Excerpt from Phantom of the Opera promotional art.

Revamped Phantom a Shadow of its Former Self

What worked most in previous incarnations has inexplicably been abandoned.

The revamped touring version of Andrew Lloyd Webber’s The Phantom of the Opera is billed as a “spectacular” new approach to Broadway’s longest-running show. But instead of Phantom 2.0, really it feels more like Phantom 1.25, since some of the original elements remain intact while others—mainly what was previously most effective—are discarded in favor of busier, less impactful choices.

Like any show that has run for years on end, it’s easy to forget how revolutionary Phantom‘s original staging and design were. It’s far easier to scoff at the broadly sketched cartoon we think we remember. I revisited Phantom on Broadway in April (my ninth viewing overall), and there was something so comforting about the still-crisp execution of what could have felt like shopworn material. Perhaps that’s why this version, presented by Cameron Mackintosh and directed by Laurence Connor, feels so jarring. Instead of creating an entirely new approach, the team offers up a Frankenstein-like amalgamation of new and old that feels more like a money grab than an artistically innovative approach.

Now I’m not advocating that we leave The Phantom of the Opera as a preserved relic for all eternity. The show is nearly 30 years old, after all. Right across the street at the Wyly, Dallas Theater Center is proving that even the most beloved of musicals can handle a good shake-up. But Liesl Tommy’s uniquely modern take on Boublil and Schönberg’s warhorse Les Misérables is unlike any that has come before, boldly proclaiming itself as a true original. This “Twilight Zone” Phantom is just familiar enough to be pacifying, yet not brave enough to be memorable.

It doesn’t help that the cast, a combination of green performers and Broadway pros, doesn’t feel up to the exaggerated task of Lloyd Webber’s music and book (lyrics by Charles Hart). As the disfigured Phantom, Cooper Grodin is neither dangerous nor sexy nor pitiful. Instead, he plays the obsessed opera ghost like a petulant teenager, stomping around the stage as though he’s just been grounded. His muse, the ballerina-turned-soprano starlet Christine Daaé, is sung with far too much pop inflection by Julia Udine (the role is alternated with Grace Morgan and Celia Hottenstein).

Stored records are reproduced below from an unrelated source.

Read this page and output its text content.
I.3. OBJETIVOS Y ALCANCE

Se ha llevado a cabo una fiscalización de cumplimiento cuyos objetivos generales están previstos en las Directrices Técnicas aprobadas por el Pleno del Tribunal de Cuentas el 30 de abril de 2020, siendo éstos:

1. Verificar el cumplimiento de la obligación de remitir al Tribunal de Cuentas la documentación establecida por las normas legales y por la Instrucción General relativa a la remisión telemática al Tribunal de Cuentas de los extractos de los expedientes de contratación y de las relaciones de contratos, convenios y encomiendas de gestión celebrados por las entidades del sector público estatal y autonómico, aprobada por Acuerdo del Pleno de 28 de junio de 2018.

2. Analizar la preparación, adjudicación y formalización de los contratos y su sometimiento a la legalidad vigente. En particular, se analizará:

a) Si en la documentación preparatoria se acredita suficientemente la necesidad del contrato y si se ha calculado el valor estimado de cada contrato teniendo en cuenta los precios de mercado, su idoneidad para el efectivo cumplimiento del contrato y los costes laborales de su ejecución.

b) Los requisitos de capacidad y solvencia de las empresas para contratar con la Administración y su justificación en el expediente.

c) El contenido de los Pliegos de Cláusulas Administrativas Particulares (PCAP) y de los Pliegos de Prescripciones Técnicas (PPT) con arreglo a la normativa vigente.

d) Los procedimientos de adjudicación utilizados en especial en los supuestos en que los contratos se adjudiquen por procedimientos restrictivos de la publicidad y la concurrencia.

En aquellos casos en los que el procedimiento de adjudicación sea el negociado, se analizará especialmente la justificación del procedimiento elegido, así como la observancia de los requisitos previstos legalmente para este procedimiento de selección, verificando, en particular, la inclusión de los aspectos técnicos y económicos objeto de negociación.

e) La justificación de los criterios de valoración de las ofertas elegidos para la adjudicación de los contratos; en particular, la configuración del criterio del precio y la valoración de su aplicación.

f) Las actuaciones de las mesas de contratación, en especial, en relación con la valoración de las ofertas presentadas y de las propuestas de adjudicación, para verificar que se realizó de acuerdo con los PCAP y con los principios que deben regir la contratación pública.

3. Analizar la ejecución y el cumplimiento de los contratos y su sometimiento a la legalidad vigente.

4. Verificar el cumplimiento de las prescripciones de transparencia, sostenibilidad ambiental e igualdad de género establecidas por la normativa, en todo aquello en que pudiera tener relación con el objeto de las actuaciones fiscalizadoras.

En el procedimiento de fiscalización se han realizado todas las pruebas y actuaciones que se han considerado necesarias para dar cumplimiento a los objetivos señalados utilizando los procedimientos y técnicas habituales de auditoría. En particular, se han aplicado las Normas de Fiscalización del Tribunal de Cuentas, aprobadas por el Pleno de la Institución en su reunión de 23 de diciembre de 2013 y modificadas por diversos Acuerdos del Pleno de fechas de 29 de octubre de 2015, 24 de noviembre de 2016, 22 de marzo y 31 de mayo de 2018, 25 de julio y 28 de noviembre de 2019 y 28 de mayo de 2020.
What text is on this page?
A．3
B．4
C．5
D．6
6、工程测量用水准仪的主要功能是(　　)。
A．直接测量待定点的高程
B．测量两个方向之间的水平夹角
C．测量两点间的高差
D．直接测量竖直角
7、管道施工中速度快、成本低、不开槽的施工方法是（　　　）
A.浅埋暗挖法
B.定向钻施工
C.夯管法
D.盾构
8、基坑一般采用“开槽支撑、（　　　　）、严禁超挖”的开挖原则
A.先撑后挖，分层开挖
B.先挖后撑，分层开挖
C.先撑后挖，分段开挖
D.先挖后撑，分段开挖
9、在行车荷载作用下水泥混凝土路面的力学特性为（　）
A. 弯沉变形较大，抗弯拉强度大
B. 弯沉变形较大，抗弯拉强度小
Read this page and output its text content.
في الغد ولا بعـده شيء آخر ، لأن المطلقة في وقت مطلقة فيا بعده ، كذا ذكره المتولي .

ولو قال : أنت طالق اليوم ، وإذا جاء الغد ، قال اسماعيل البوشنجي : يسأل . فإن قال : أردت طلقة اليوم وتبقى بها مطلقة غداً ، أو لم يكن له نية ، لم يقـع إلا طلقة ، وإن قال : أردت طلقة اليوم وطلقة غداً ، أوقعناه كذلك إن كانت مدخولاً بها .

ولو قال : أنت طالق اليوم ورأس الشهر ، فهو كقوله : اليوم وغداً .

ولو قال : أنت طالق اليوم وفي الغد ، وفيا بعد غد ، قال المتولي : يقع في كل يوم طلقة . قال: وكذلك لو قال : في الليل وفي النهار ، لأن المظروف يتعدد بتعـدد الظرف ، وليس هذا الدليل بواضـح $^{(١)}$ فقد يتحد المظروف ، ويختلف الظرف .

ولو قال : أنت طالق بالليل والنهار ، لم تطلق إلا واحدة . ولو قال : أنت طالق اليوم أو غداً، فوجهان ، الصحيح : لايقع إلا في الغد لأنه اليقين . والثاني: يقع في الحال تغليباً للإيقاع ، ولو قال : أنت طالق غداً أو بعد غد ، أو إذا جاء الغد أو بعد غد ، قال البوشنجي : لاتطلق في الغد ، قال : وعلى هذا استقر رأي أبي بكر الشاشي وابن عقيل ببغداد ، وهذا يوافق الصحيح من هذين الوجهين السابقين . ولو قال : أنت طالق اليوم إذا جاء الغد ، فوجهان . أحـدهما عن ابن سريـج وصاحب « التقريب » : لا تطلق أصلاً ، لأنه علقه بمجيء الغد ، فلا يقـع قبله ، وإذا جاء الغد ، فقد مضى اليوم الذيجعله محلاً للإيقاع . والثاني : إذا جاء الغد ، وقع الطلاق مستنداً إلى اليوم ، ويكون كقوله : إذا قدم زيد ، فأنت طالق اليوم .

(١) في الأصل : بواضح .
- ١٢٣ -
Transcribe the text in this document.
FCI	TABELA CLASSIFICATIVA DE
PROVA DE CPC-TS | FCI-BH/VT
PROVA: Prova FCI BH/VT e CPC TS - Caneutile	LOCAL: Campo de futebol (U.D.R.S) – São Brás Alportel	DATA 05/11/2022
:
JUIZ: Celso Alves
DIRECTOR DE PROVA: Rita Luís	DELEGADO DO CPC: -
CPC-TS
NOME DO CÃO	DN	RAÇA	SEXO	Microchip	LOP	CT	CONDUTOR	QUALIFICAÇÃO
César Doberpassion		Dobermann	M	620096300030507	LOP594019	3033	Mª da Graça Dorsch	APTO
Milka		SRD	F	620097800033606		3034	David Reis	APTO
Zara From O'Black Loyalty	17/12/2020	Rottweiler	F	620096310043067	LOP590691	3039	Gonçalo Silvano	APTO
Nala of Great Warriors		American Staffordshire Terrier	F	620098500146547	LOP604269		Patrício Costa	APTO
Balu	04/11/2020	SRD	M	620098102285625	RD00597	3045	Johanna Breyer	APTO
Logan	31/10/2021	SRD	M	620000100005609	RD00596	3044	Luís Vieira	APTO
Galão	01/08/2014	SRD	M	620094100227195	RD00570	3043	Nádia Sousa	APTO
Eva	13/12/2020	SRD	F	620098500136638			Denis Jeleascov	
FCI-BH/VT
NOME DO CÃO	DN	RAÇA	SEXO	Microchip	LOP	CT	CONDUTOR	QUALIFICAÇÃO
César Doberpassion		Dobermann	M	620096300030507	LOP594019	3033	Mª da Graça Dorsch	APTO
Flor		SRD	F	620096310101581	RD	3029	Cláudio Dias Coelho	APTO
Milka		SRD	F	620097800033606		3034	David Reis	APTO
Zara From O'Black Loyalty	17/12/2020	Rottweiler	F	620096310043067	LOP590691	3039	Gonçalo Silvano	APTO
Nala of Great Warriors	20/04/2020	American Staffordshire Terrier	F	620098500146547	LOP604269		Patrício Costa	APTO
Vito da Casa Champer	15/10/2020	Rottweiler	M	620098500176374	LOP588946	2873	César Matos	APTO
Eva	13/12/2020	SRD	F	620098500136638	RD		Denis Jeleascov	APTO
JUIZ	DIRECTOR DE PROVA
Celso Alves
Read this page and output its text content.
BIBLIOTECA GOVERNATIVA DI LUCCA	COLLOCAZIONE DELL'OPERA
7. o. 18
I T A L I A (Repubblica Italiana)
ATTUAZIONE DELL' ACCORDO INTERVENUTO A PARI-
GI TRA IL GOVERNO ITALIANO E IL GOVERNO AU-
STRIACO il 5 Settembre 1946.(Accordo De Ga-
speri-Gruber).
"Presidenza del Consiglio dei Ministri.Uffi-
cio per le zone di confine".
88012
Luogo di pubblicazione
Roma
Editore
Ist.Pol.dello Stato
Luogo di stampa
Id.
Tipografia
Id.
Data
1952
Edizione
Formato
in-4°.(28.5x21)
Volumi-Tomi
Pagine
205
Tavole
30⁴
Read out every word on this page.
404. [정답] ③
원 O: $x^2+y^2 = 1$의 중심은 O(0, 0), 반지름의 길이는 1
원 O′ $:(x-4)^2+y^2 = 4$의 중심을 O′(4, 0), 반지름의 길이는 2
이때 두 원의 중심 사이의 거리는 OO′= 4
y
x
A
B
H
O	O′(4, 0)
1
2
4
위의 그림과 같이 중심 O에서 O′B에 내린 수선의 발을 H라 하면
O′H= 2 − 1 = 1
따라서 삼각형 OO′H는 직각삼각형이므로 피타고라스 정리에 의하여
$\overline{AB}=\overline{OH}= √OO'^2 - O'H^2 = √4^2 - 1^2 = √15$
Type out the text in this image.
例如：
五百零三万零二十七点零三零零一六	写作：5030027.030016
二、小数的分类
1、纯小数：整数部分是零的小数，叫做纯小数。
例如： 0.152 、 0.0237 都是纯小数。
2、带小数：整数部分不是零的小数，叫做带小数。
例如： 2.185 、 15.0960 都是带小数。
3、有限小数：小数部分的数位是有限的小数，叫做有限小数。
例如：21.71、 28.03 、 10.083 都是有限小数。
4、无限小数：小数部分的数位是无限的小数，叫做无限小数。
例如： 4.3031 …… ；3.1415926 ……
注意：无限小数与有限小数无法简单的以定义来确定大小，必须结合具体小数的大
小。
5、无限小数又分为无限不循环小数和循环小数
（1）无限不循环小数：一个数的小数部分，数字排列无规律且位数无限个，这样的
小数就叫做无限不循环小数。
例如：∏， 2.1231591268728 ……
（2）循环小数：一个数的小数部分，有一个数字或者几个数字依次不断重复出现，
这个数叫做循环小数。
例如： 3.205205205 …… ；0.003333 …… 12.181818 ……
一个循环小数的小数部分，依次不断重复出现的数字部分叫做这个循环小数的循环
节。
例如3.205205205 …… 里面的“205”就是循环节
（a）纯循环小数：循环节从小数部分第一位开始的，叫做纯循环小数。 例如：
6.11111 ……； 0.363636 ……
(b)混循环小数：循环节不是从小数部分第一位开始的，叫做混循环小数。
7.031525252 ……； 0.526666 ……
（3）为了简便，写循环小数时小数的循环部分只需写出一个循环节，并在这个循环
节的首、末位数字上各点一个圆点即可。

Linda Balgord (a former Norma Desmond in Sunset Boulevard and Grizabella in Cats) curiously doesn’t convey the grim power normally inherent in the strict ballet mistress, Madame Giry. Perhaps that’s because most of her important moments—Madame Giry lives for the dramatic pause—are rushed. The same problem lies with Mssrs. Firmin and André, the overwhelmed businessmen who buy the cursed Opéra Populaire. Brad Oscar, Tony-nominated for his role as the singing Nazi Franz Liebkind in The Producers, is wasted as the befuddled manager Firmin. Edward Staudenmayer, playing it straight as André, leaves far more of a mark.

Some of Maria Björnson’s original costumes survive in this production—Christine’s ruffled white dressing gown and her voluminous, ice-blue cloak, for example—but others  from the luxurious array of gowns and getups created by the late, Tony Award-winning designer are sadly substituted with less impressive versions (whimsical “Masquerade” disguises, you are sorely missed).

Björnson’s sumptuous yet simple sets, constructed mainly out of yards and yards of brocade and velvet, are here replaced with cumbersome, and often cramped, revolving sets by Paul Brown. The managers’ office, portrayed before with a desk and a strategically chosen rectangle of harsh light for the doorway, now resembles a crowded scarlet bordello. Only one moment, when the Phantom first leads Christine down to his lair via a set of magically appearing stone steps, feels aesthetically promising. That is, until you start remembering all the iconic tableaux from the original version, and then this Phantom feels like nothing more than a pale shadow of its former self.